Headliners: Emo Philips at the Iron Horse; Black Maria Film Festival in Northampton

Published: 11/10/2016 2:58:03 PM

Emo, gee!

“I once had a large gay following, but I ducked into an alleyway and lost him.”

“I go from stool to stool in singles bars hoping to get lucky. But there's never any gum under any of them.”

“I discovered my wife in bed with another man, and I was crushed. So I said, ‘Get off me, you two!’”

That’s comedian Emo Philips engaged in his trademark use of paraprosdokian, a figure of speech in which the latter part of a sentence or phrase causes the listener to reframe the first part, resulting in momentary cognitive disconnect followed by involunary excitation of one’s risibles.

First exhibited onstage in 1976 when he was 20, Emo’s shtick also involves delivery of his material in a bewildered, childlike falsetto voice which, now that he is pushing 60, more often conveys the impression of an idiot savant. “Weird Al” Yankovic thinks he’s “one of the funniest people on the planet” while Jay Leno calls him “the best joke writer in America.” Judge for yourself when he comes to the Iron Horse on Wednesday for 7 p.m. show. Valley citizen Henning Ohlenbusch opens with guitar and a satchel of songs. $20 advance; $25 at the door. 586-8686, iheg.com

Future cultural detritus

“In a far-off epoch, how will historians decode the detritus left by decaying 16mm filmstrips or explain the cultural systems that produced them?,” asks Margaret Parsons, head of film programs at Washington, D.C.’s National Gallery of Art. “Will these researchers appreciate that long before the global drive toward dematerialization,16mm film was an artisanal métier, a labor-intensive process of tactile construction subject to the vagaries of chance and personal ingenuity?”

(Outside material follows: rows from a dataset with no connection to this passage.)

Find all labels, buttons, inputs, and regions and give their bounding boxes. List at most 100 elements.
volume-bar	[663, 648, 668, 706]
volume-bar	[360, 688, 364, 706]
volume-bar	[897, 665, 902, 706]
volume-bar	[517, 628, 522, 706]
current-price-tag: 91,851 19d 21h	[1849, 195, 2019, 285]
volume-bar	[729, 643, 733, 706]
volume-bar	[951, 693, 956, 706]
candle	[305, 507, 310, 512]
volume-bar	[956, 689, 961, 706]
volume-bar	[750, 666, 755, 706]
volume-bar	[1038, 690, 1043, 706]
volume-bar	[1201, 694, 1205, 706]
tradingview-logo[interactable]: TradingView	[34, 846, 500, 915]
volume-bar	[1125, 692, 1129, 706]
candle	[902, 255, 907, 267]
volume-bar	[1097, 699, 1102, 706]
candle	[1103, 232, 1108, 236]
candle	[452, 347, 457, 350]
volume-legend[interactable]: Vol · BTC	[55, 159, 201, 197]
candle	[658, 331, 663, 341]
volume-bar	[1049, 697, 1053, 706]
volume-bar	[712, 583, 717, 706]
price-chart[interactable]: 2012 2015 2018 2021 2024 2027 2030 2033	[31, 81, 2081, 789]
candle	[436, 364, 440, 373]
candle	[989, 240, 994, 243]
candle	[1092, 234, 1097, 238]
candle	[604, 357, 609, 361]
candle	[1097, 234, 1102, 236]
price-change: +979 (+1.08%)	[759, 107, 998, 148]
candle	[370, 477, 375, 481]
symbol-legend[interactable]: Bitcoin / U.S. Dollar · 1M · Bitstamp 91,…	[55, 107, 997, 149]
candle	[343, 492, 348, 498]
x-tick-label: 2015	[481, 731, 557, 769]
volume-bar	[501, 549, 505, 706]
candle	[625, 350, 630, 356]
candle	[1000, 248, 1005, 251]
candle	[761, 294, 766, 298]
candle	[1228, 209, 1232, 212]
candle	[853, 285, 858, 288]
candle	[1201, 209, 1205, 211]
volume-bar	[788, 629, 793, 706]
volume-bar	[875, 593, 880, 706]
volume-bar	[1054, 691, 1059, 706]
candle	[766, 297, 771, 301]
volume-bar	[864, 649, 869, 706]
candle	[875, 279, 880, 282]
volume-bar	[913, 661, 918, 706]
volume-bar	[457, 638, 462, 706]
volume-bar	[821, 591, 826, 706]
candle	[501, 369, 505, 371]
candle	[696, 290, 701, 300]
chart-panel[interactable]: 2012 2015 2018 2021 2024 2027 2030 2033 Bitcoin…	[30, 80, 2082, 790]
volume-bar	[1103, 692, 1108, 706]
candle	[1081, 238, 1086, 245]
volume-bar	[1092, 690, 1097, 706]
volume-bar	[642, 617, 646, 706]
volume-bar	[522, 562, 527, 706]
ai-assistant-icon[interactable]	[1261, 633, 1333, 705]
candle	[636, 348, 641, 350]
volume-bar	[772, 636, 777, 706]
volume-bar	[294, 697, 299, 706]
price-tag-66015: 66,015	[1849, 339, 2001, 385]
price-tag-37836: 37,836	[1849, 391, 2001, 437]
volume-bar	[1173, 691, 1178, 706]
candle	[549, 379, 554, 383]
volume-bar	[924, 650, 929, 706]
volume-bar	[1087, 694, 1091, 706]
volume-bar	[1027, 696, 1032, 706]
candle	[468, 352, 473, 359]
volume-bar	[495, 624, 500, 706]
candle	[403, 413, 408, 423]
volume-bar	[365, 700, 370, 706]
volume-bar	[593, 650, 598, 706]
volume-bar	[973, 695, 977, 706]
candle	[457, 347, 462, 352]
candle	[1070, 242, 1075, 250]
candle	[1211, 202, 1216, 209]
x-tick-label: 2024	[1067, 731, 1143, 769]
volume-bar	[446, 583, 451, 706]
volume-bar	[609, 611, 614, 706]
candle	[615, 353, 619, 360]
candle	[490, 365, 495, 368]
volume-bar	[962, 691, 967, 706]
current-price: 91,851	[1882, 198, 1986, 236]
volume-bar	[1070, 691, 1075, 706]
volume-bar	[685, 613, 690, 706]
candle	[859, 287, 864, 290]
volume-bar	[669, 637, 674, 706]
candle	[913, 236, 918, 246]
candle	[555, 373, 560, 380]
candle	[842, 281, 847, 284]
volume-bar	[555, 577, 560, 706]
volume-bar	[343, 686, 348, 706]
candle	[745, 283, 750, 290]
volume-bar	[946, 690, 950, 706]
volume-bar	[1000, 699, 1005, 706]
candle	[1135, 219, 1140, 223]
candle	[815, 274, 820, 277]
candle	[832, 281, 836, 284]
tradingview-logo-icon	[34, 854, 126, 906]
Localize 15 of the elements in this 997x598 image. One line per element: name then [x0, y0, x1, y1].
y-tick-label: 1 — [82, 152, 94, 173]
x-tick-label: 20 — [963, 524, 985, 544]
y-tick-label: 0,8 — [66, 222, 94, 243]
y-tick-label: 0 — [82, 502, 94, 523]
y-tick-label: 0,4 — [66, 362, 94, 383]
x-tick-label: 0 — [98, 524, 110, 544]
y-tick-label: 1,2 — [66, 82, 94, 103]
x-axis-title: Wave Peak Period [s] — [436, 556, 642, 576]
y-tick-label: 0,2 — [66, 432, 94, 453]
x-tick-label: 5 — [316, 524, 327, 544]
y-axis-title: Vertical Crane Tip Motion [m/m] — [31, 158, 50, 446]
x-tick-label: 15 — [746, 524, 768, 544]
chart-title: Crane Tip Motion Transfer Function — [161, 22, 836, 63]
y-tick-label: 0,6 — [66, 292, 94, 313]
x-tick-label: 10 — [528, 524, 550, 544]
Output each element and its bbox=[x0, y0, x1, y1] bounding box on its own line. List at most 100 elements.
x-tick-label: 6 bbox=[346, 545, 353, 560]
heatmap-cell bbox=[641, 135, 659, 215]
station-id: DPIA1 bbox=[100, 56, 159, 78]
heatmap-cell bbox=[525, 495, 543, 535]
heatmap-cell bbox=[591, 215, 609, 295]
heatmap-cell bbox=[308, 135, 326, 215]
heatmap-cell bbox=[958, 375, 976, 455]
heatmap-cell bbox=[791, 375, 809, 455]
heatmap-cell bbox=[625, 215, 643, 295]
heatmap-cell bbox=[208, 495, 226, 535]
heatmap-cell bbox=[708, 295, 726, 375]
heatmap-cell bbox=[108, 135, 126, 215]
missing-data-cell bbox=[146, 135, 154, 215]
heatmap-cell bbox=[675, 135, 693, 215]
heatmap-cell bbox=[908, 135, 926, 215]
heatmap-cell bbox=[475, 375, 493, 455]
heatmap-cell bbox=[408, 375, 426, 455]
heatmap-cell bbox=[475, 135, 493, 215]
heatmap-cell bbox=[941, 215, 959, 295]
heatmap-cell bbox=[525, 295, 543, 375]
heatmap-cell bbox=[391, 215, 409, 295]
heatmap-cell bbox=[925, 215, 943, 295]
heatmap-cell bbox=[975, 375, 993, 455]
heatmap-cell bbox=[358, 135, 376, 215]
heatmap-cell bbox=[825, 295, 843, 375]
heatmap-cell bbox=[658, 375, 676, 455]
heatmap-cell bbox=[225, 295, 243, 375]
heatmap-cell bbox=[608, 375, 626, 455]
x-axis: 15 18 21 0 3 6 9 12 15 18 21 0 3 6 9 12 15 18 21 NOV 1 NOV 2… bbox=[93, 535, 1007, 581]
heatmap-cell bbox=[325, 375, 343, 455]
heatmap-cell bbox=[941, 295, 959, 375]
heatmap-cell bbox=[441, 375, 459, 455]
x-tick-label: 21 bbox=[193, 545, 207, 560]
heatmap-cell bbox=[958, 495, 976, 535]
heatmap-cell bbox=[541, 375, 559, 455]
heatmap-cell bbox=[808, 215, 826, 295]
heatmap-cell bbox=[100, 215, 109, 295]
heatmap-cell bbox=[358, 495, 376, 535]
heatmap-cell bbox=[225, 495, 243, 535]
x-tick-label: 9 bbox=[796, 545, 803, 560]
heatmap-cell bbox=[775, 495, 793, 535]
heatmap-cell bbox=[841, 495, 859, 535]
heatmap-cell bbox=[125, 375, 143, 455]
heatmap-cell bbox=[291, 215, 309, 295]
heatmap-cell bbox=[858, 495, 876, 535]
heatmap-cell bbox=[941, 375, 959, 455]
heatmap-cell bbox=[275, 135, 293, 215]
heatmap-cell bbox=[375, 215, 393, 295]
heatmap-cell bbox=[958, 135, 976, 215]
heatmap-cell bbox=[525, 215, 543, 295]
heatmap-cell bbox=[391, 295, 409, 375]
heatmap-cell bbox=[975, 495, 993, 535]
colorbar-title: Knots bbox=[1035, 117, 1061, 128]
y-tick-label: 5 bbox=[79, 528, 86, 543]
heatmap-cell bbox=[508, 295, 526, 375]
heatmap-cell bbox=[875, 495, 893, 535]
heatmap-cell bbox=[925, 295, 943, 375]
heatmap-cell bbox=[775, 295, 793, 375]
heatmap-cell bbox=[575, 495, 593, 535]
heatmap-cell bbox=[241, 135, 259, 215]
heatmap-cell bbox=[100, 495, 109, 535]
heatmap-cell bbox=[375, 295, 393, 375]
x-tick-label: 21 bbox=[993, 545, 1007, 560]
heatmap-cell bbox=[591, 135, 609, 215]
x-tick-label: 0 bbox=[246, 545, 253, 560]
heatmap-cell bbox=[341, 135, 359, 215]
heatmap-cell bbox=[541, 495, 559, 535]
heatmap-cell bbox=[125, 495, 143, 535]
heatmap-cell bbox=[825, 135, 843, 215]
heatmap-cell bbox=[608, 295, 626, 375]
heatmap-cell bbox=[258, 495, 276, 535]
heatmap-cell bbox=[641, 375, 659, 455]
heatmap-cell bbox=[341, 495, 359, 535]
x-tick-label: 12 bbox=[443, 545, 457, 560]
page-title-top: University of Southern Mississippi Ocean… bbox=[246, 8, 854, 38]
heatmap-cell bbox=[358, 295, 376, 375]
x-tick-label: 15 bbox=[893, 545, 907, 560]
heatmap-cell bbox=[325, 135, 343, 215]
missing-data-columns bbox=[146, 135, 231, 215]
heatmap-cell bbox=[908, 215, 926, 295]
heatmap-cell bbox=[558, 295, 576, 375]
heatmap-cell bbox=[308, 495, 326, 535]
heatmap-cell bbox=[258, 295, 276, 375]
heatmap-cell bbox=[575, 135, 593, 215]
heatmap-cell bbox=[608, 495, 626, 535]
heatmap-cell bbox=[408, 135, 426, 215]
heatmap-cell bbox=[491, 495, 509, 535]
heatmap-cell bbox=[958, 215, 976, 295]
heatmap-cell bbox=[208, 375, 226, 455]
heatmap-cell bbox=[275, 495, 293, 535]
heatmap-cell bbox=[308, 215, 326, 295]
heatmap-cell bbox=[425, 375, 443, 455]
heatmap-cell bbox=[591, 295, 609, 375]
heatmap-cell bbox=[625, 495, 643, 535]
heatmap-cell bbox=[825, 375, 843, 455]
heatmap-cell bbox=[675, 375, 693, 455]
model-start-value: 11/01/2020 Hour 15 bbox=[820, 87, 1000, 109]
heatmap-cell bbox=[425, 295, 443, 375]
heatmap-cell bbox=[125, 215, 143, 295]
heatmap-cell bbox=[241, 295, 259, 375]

Could be — anything’s possible, as we’ve recently learned. It could even turn out that one source of such appreciation will be the Black Maria Film Festival, which for the past 35 years has been promoting and preserving the vitality of the short film, particularly ones that shine a light on issues and struggles within contemporary society.

Named after the world's first motion picture studio built by Thomas Edison, the festival takes its jury-selected program on tour each year, visiting far-flung inner city, rural and suburban locations, including Northampton, where a selection of this year’s winning entries is set for a free screening Friday at 7 p.m. at the First Churches at 129 Main St.

On the roster: “Notes from My Homeland” by Ed Kashi and Julie Winokur (6 min.), in which a Syrian-American composer responds to the brutalities of the Assad regime by composing music in support of the Syrian Revolution and performing it at great personal risk; “The Bravest, The Boldest” by Moon Molson (17 min.) in which two Army Casualty Notification Officers arrive at the Harlem projects to deliver Sayeeda Porter news about her son serving in the war in the Middle East (whatever it is they have to say, she doesn’t want to hear it); “Nighthawks” by Fang Ji (7 min.), in which the filmmaker explores her doubts about the standard distinctions between humans and animals; “Signwriter” by Paul Zinder (5 min.), about a guy in England who’s been painting signs for 60 years; and “Ripple” by Conor Griffith (4 min.), an experimental film featuring visual and auditory forms of noise, topography and form.